I don't care what anyone says I heart Feist.

Christopher said...

I was at cain's the next night. I had never been. Boo for will call, and boo for refusing to mail a ticket. Boo for Tulsa for having no place to eat and no gas station that's open after 11:00pm. Yay for concerts.

The [Cherry] Ride said...

Who eats at McDonald's?

JulieGong said...

Sometimes McDonald's cheeseburgers are the only thing that make this girl happy ok. Is that such a crime?

The [Cherry] Ride said...

No, Julie, it is not. But the BK is such the better way.

Christopher said...

On the subject of BK, this thing is so ridiculous that I cannot help but love it.

blythe said...

shain - you would. i don't know how you didn't mention me eating at taco bueno/bell/mayo/whatever it was. maybe you're a better "friend" than i thought?
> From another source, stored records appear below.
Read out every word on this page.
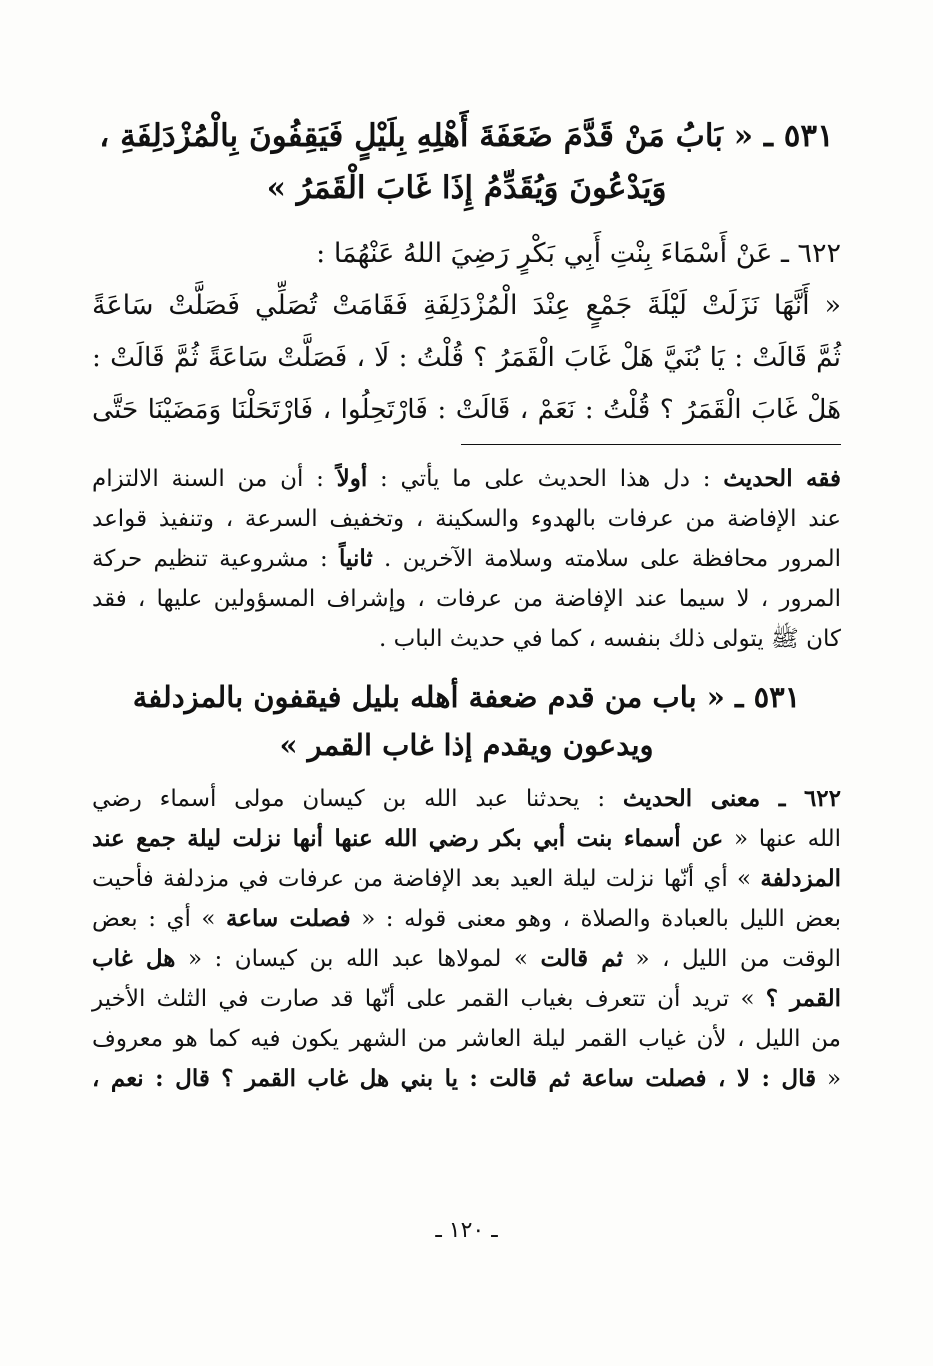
٥٣١ ـ « بَابُ مَنْ قَدَّمَ ضَعَفَةَ أَهْلِهِ بِلَيْلٍ فَيَقِفُونَ بِالْمُزْدَلِفَةِ ،
وَيَدْعُونَ وَيُقَدِّمُ إِذَا غَابَ الْقَمَرُ »

٦٢٢ ـ عَنْ أَسْمَاءَ بِنْتِ أَبِي بَكْرٍ رَضِيَ اللهُ عَنْهُمَا :

« أَنَّهَا نَزَلَتْ لَيْلَةَ جَمْعٍ عِنْدَ الْمُزْدَلِفَةِ فَقَامَتْ تُصَلِّي فَصَلَّتْ سَاعَةً
ثُمَّ قَالَتْ : يَا بُنَيَّ هَلْ غَابَ الْقَمَرُ ؟ قُلْتُ : لَا ، فَصَلَّتْ سَاعَةً ثُمَّ قَالَتْ :
هَلْ غَابَ الْقَمَرُ ؟ قُلْتُ : نَعَمْ ، قَالَتْ : فَارْتَحِلُوا ، فَارْتَحَلْنَا وَمَضَيْنَا حَتَّى
فقه الحديث : دل هذا الحديث على ما يأتي : أولاً : أن من السنة الالتزام
عند الإفاضة من عرفات بالهدوء والسكينة ، وتخفيف السرعة ، وتنفيذ قواعد
المرور محافظة على سلامته وسلامة الآخرين . ثانياً : مشروعية تنظيم حركة
المرور ، لا سيما عند الإفاضة من عرفات ، وإشراف المسؤولين عليها ، فقد
كان ﷺ يتولى ذلك بنفسه ، كما في حديث الباب .
٥٣١ ـ « باب من قدم ضعفة أهله بليل فيقفون بالمزدلفة
ويدعون ويقدم إذا غاب القمر »
٦٢٢ ـ معنى الحديث : يحدثنا عبد الله بن كيسان مولى أسماء رضي
الله عنها « عن أسماء بنت أبي بكر رضي الله عنها أنها نزلت ليلة جمع عند
المزدلفة » أي أنّها نزلت ليلة العيد بعد الإفاضة من عرفات في مزدلفة فأحيت
بعض الليل بالعبادة والصلاة ، وهو معنى قوله : « فصلت ساعة » أي : بعض
الوقت من الليل ، « ثم قالت » لمولاها عبد الله بن كيسان : « هل غاب
القمر ؟ » تريد أن تتعرف بغياب القمر على أنّها قد صارت في الثلث الأخير
من الليل ، لأن غياب القمر ليلة العاشر من الشهر يكون فيه كما هو معروف
« قال : لا ، فصلت ساعة ثم قالت : يا بني هل غاب القمر ؟ قال : نعم ،
ـ ١٢٠ ـ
d- hater. but, if i pay $20 then as much as you want to act as you will for your $20, i want to hear her. that was not coherent, per se, but. nothing. that's all.


julie - yes! yay! she's my favorite even though she did rock some totally weird white leather mini boot things. ug city.

christopher - yes. we waited at will call too. it was a strange and inefficient system. we got there at 9 and couldn't find anywhere to eat within a reasonable distance which resulted in us driving somewhere presumably unsafe where i ate a flimsy paper plate of "fresh broiled" nachos - whatever that means. otherwise, i'm on board with that place. hello! six packs at the bar!

cherry - you do. and you like it.

julie - i know! granted, they're not the best cheeseburgers, but sometimes, any will do. more than one usually.

cherry - bk = gross. somehow, i've managed to eat there maybe four times in my life in spite of being raised in OK. we're an arby's/taco bell kind of clan. i also refuse wendy's wacko square burgers. if i do eat a burger, i prefer sonic and braums if anyone's keeping count.

chris - that thing's gotta be super bad for you. my browser won't even load it. too many calories for the bandwidth?

Mr. Shain said...

i totally wasn't going to mention driving around for 40 minutes to find natchos for you!

Christopher said...

I ended up going over to the OSU campus just north of downtown and eating at subway in the student lounge. As it was reasonably quick and close, and it did not involve visiting any (presumably) unsafe establishments, I suppose I would recommend it to future concert-goers.

Also, though you can't tell from the picture (what browser won't load it? I find this unacceptable), it has a wendys-style square patty, though it is grilled instead of fried.

Colleen said...

Voxtrot are darling!
Also, my dad refuses to use computers and my mom holds the cell phone like a walkie-talkie in front of her mouth. So your dad's not such an anomaly.